Now, it may well be that a defense counsel could find an expert who is willing to violate that legal duty.  But, notwithstanding what the Court of Appeal here holds, it hardly seems an abuse of discretion for a trial court to refuse to appoint such an expert.  That seems perfectly within a trial court's right.  Alternately, a therapist might take a different view of his or her duty.  If the expert was right, then I agree that it would be an abuse of discretion not to appoint the expert.  But, for the reasons explained above, it seems to me that the expert here has reached a legal conclusion that is wrong, and it seems to me entirely permissible -- indeed, likely preferable -- for a trial court to take that into account in deciding whom to appoint.  A trial court would not abuse its discretion by appointing only those experts who indicated that they would be willing to comply with the legal duties imposed upon them by the judiciary.  How could anything make more sense than that?

It's not like I don't value confidentiality.  I do.  Seriously.  A lot.  I'd potentially be persuaded if someone tried to tell me that the Child Abuse and Neglect Reporting Act goes too far, or that Tarasoff was wrongly decided.  I'd listen carefully if someone argued that, at least in a privileged setting, the values advanced by the relevant privilege -- the critical need for confidentiality in privileged communications -- outweigh society's interest in discovering child abuse or preventing third party harm.  I'm not saying that I'd necessarily agree, but I think that there's more than a reasonable argument to be made along those lines.  In short, I'm not at all entirely unsympathetic with a pro-privilege view.

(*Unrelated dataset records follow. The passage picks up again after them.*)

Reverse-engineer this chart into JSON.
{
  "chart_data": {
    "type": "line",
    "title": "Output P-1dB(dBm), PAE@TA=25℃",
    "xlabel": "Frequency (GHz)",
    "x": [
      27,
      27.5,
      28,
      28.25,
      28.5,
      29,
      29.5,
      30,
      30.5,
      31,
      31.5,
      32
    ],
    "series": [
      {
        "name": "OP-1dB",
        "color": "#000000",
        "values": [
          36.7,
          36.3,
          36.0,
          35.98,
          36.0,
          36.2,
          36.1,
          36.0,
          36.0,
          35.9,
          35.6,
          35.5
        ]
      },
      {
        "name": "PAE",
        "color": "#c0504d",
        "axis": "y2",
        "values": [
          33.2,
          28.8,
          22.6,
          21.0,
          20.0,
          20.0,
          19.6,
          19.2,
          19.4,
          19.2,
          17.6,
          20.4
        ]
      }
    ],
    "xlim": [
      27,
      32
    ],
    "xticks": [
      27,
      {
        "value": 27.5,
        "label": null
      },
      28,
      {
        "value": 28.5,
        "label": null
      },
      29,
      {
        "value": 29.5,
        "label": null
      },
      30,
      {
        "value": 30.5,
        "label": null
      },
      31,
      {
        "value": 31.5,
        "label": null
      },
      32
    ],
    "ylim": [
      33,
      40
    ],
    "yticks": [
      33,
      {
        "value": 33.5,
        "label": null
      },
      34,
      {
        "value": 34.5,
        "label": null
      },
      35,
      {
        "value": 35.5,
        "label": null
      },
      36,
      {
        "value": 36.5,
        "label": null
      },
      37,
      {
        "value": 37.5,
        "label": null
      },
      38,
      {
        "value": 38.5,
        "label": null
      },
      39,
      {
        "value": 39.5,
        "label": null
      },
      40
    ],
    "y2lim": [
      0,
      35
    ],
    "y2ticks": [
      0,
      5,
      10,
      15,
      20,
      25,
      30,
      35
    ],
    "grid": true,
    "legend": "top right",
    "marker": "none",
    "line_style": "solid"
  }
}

But here's the thing:  California doesn't agree.  It passed a statute that, at least with respect to child abuse, has clearly made a contrary value judgment.  The Legislature believes that confidentiality -- i.e., privilege -- does not trump the statute.  And that statute, as well as its underlying value judgment, seems more than just a little bit applicable here.  With respect to third party harm, the California Supreme Court made a similar policy choice, and imposed a legal duty to disclose.  End of story.  Sure, a defendant, his counsel, and even his appointed therapist might not like it.  But it's the rule.  The privilege does not outweigh.

So, in short (and that's using the word exceptionally loosely, as this this post is "short" only in the context that academic law reviews use that term), I think that the Court of Appeal not only gets this one wrong, but gets it badly wrong.  And, at a minimum, that Justice Woods' opinion is not nearly as persuasively written as it would need to be in order to justify the fairly significant departure from existing practice embraced by the Court of Appeal here.